Repeated heating of cooking oils generates harmful oxidative (polar) compounds and hence must be avoided.

This is more or less standard advice, though one of the problems related to EFAs in vegetarians hasn’t completely been addressed. I wrote about this in Jan 2022, given the conflicting evidence at the time that hasn’t changed. Basically, if you eat fish then there is nothing further to be done. If not, then there is no good evidence that supplements work. I used to take Omega-3 supplements but have since stopped because of the lack of evidence they work and the fact that predominant vegetarians like me (parents, other relatives living long) have done pretty well without these supplements. 

This guideline in a way is really a continuation of the earlier one about eating plenty of vegetables and legumes with the addition now of nuts along with the avoidance of transfats, both in cooking and as part of our daily food intake.

4. Obtain Good Quality Proteins and Essential Amino Acids (EAAs) Through Appropriate Combination of Foods and Avoid Protein Supplements to Build Muscle Mass.

There is a lot of detail in this guideline including tables showing foods and their protein and amino acid content. 

Cereals have lower levels of lysine and higher levels of sulphur-containing amino acids (methionine and cysteine). The reverse is true for pulses.
Combining cereals with pulses in the ratio of 3:1 will improve the quality of protein in a meal.
Most athletes can get the recommended amount of protein through appropriate selection of food items. Protein powders are unnecessary and can cause harm.
Prolonged intake of large amount of protein powders or consumption of high protein concentrate has been associated with potential dangers, such as bone mineral loss and kidney damage.
Non-vegetarians can meet their quality protein needs by taking recommended level of fish/poultry/meat/egg.

I have always struggled with a protein intake of over 50g per day. It is not easy without supplements, but plant and whey protein supplements are not easy to digest (literally and figuratively). These days I find the new Amul protein 15g buttermilk and lassi packs, very good alternatives, though if you dislike dairy products as a protein source, then you would need to figure out alternatives on your own.

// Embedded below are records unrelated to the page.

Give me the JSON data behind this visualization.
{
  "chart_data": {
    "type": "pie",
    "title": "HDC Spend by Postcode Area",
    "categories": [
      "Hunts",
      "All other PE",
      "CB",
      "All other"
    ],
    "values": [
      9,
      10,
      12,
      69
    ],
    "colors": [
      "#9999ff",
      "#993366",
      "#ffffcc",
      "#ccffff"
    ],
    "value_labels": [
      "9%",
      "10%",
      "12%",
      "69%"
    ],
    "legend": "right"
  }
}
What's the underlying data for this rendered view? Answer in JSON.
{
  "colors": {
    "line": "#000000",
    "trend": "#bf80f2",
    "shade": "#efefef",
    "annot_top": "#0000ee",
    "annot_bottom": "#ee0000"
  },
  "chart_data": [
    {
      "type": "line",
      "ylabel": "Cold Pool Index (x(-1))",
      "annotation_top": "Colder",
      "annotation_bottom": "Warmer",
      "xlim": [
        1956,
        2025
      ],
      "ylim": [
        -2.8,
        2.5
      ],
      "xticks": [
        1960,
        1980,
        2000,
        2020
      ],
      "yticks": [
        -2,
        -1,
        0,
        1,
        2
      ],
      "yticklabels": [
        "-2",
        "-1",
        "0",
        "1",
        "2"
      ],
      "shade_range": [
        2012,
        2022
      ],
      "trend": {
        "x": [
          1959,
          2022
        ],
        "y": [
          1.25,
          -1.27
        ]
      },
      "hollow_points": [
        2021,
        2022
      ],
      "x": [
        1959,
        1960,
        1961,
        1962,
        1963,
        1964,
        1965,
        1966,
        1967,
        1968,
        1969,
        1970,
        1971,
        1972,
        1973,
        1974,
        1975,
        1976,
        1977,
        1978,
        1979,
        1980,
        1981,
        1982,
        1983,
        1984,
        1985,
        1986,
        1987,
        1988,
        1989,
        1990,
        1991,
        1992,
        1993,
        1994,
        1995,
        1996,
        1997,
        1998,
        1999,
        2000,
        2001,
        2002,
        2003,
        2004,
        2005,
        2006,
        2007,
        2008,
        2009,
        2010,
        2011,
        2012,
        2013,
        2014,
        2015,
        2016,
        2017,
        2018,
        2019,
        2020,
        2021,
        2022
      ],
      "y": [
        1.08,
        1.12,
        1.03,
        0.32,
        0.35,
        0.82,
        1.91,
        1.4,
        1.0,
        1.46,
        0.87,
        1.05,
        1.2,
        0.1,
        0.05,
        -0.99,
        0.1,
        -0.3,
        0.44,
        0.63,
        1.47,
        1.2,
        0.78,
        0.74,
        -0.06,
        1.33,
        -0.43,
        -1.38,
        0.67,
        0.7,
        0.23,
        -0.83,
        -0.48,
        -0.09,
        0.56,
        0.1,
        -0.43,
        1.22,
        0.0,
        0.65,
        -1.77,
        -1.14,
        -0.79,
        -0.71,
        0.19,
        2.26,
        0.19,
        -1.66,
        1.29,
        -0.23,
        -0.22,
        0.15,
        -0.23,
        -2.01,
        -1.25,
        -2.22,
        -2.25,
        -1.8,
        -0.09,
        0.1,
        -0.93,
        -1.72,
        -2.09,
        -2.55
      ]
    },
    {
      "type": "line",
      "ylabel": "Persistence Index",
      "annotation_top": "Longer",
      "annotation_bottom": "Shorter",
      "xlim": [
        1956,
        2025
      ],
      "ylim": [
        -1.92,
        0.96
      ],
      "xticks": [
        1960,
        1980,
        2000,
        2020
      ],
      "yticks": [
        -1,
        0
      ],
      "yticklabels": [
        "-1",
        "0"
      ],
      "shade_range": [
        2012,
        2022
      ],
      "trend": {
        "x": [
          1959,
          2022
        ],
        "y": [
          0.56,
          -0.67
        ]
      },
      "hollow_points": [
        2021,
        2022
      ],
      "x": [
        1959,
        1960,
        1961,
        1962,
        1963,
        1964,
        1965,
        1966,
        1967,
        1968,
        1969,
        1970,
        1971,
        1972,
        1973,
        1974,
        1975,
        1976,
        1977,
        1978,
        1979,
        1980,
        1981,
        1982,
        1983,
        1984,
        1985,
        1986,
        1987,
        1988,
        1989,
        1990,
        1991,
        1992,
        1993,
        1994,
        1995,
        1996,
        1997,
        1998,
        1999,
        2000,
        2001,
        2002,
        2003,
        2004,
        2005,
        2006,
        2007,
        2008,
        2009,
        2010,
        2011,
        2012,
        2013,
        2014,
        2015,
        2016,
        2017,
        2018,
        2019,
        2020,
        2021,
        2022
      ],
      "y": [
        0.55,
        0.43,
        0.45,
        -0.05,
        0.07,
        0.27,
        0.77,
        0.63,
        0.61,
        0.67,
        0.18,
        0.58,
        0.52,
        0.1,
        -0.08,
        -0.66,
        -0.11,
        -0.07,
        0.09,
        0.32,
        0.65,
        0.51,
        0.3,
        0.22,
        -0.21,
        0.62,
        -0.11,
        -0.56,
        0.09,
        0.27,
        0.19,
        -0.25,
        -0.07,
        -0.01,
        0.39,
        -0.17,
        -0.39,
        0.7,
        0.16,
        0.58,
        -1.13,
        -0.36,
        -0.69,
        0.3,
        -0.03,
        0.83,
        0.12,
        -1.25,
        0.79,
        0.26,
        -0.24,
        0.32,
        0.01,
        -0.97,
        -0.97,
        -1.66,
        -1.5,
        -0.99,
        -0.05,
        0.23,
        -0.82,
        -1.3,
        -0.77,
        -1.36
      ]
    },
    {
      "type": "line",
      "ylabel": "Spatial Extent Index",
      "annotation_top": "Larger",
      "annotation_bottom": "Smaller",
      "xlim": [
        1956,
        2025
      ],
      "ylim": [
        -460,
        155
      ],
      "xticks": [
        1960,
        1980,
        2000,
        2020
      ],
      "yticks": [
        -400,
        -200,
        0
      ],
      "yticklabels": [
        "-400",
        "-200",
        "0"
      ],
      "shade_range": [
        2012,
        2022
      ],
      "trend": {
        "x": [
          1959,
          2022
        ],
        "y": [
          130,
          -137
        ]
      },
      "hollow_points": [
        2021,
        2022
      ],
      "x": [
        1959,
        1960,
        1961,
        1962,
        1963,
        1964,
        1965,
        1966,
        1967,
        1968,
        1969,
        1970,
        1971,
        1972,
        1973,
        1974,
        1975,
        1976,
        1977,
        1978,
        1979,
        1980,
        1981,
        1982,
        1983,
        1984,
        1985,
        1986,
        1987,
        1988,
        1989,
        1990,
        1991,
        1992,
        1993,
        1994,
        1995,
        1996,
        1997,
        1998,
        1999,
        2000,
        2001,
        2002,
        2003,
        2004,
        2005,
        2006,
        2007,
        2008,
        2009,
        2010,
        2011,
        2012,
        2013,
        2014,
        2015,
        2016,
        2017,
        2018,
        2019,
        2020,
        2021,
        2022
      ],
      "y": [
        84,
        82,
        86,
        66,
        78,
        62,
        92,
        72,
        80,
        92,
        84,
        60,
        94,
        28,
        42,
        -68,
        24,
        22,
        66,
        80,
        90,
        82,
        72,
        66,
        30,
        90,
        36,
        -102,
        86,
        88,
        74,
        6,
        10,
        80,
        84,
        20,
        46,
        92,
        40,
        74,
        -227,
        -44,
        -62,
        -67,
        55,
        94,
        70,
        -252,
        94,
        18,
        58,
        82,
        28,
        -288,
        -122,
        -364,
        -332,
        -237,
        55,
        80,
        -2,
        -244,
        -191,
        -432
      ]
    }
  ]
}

Obviously, if you are a regular meat and fish eater, then none of this is really an issue.

Next week, I will discuss the remaining 6 guidelines and end with my overall take on how all of this affects us.



Footnotes

1. https://main.icmr.nic.in/sites/default/files/upload_documents/DGI_07th_May_2024_fin.pdf

2. Glenn AJ et al. Portfolio Diet Score and Risk of Cardiovascular Disease: Findings From 3 Prospective Cohort Studies. Circulation. 2023 Nov 28;148(22):1750-1763.